Au déclenchement de la Première Guerre mondiale, le leader révolutionnaire écossais John Maclean a fait face à la colère des travailleurs qui n’étaient pas d’accord avec lui.
Quatre ans d’horreur plus tard – et après que Maclean ait été emprisonné et torturé à cause de ses opinions anti-guerre – ces mêmes travailleurs ont célébré sa position anti-impérialiste.
Après la nature horrible de la guerre et l’impact sur l’économie, ils ont compris que lui, et d’autres comme lui, avaient raison.

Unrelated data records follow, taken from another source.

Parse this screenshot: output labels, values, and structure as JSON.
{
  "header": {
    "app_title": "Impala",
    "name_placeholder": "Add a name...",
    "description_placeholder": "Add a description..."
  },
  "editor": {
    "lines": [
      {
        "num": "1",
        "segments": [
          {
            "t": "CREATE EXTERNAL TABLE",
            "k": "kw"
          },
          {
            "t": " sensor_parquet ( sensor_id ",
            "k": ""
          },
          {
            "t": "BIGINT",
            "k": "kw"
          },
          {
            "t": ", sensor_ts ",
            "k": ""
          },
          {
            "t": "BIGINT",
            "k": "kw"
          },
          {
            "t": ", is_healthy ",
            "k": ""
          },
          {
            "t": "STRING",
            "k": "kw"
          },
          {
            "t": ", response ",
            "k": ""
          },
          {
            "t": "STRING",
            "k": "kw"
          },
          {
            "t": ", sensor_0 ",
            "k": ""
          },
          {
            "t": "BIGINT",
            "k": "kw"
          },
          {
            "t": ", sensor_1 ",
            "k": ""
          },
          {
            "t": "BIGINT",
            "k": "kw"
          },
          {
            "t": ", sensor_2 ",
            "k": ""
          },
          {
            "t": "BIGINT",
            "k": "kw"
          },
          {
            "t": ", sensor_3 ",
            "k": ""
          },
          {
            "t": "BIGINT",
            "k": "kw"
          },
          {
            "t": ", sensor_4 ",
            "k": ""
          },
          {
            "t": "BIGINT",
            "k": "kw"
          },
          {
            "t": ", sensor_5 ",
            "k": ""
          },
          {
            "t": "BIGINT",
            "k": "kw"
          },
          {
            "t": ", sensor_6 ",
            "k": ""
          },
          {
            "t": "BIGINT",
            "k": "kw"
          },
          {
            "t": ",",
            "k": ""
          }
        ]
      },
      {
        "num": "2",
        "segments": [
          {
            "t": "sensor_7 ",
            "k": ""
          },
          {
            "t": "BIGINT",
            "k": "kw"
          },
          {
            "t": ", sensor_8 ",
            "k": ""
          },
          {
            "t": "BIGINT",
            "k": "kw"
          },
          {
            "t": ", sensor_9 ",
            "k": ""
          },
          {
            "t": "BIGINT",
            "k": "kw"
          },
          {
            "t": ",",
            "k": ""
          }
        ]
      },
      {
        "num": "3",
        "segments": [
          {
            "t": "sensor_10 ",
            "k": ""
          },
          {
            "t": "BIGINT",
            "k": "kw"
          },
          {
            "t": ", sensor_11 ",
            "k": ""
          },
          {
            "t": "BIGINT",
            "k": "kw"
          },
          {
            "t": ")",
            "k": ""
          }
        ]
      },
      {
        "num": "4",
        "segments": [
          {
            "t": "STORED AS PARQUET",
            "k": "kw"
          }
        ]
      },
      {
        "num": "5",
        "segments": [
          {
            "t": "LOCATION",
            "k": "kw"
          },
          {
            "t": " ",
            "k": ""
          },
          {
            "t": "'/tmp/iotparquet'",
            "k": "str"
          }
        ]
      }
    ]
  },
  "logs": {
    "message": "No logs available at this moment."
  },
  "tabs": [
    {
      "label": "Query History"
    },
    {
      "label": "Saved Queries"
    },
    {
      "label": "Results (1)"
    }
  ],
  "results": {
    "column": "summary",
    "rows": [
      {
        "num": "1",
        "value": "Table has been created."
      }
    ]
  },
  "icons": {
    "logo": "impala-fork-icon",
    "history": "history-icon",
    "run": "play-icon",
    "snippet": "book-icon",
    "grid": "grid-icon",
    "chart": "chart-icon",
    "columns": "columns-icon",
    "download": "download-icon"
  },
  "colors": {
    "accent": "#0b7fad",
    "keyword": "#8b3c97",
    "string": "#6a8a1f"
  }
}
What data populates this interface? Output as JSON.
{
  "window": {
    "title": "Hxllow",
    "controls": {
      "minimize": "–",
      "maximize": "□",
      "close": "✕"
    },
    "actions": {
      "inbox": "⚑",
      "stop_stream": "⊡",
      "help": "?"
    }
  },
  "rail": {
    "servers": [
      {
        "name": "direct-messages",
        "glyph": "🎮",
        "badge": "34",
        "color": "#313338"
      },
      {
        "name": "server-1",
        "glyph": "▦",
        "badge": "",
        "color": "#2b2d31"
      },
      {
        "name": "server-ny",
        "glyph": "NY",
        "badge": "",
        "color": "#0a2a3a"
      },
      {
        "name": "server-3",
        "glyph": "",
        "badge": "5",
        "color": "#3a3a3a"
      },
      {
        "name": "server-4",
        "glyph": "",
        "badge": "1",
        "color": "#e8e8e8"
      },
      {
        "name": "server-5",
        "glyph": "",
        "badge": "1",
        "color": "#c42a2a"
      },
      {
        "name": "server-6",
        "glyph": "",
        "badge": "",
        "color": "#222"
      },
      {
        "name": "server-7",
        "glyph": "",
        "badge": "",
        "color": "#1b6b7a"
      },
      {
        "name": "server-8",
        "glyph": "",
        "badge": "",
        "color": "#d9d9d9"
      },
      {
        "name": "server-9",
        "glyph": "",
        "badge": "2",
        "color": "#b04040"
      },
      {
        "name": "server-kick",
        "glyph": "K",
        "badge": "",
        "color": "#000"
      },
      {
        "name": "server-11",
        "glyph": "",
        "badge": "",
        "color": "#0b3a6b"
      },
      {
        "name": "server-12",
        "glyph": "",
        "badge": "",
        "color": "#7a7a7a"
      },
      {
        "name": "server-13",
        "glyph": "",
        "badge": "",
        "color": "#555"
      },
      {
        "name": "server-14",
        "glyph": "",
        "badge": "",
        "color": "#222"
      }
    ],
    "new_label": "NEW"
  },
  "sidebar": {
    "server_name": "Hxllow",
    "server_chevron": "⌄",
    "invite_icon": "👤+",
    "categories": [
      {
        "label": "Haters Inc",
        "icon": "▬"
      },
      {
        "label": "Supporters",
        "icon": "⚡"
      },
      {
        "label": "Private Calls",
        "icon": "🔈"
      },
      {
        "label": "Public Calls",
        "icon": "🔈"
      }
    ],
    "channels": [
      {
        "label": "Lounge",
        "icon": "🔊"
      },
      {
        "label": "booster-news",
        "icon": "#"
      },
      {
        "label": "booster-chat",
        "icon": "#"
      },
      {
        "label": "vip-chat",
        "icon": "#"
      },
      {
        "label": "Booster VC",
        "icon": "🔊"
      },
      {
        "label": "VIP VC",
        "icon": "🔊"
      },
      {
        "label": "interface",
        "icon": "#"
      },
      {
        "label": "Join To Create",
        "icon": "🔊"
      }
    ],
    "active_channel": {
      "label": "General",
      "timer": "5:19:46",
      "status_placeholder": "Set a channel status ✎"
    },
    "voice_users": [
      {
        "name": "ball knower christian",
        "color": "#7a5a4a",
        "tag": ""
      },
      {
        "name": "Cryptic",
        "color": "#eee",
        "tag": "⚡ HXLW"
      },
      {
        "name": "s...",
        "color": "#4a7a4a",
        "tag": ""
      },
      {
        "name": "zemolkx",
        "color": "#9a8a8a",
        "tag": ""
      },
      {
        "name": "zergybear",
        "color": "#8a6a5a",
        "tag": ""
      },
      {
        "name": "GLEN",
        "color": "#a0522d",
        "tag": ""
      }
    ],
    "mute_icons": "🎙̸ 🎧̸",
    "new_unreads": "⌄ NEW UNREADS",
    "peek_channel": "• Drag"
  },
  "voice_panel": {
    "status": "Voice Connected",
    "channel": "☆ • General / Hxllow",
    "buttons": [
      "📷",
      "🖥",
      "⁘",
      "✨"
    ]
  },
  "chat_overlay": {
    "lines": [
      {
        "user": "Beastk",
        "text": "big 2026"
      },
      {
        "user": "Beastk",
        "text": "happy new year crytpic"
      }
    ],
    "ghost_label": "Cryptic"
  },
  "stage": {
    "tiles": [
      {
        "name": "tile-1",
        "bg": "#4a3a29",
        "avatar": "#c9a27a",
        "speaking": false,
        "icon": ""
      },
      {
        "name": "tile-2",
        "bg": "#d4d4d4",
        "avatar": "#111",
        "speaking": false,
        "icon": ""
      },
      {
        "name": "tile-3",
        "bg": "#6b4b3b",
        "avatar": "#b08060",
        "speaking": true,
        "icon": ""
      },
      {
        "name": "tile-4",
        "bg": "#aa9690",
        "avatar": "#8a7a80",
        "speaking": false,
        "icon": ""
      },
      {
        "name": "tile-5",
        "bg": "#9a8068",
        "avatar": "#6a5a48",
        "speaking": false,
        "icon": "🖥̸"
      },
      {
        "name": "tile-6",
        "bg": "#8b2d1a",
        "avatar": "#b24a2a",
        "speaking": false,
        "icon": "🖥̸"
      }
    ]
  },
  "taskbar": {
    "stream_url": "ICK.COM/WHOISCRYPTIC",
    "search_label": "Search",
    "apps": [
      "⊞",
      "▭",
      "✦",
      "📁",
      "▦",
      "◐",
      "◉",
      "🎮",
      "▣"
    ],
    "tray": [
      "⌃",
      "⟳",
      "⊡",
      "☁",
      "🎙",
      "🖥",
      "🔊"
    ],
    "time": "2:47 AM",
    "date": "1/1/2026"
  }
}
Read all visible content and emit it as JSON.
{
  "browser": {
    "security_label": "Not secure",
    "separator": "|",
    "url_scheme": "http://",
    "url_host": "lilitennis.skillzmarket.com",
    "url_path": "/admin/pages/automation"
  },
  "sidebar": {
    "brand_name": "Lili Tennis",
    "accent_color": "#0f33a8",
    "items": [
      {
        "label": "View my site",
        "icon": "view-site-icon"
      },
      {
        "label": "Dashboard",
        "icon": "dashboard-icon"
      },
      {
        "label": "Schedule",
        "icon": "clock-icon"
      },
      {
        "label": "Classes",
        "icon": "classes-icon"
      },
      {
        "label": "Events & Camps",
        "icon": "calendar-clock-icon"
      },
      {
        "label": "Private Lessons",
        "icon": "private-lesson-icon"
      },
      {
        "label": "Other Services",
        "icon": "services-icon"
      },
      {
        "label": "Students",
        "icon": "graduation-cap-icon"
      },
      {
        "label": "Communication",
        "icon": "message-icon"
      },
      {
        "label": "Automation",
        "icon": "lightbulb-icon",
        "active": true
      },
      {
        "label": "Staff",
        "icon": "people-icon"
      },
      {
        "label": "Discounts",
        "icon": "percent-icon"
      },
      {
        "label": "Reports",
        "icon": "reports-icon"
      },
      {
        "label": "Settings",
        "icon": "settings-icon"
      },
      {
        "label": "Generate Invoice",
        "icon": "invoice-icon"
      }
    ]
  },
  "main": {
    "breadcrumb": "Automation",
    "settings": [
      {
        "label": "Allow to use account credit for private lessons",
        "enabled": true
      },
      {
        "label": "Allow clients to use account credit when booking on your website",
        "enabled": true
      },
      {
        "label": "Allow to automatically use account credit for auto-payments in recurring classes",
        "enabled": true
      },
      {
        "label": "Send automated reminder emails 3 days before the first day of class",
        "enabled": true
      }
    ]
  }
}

Pour Maclean et d’autres socialistes, la paix est quelque chose que la classe ouvrière doit réaliser par elle-même, et non quelque chose que les dirigeants impérialistes peuvent réaliser par leurs interventions.
Nous devons saluer chaque explosion de résistance contre nos dirigeants et espérer que les luttes contre la guerre pourront être liées aux luttes des travailleurs pour les salaires, la flambée des prix et les coupes dans les services vitaux.
Pourquoi les motions anti-guerre sont-elles importantes ?
Certains ont dit que des motions comme celle que nous avons présentée au congrès n’ont pas d’importance et que les syndicalistes devraient se concentrer uniquement sur la lutte industrielle.
Mais la politique de ce genre compte. D’abord parce que l’internationalisme doit être le socle du syndicalisme.
Il faut dire que les guerres, c’est quand les classes dirigeantes envoient la classe pauvre et ouvrière d’un pays combattre la classe pauvre et ouvrière d’un autre. Comme l’a dit Maclean, « Une baïonnette est une arme avec un ouvrier à chaque extrémité. »
En tant que socialistes, nous ne prenons pas parti lorsque les puissances impérialistes s’affrontent. Nous sommes du côté de la classe ouvrière internationale.
Et deuxièmement, il était essentiel pour nous de soulever cette motion à un moment où il y a une voix pro-impérialiste croissante au sein du mouvement syndical qui doit être contestée.
Lors de la conférence de la fédération syndicale du TUC l’année dernière, les dirigeants syndicaux ont voté pour injecter plus d’argent dans l’industrie britannique de l’armement. Nous devons nous opposer à de telles motions et les renverser.
En tant que syndicalistes, nous devons continuer à dire que les impérialistes et les travailleurs ne doivent jamais être du même côté.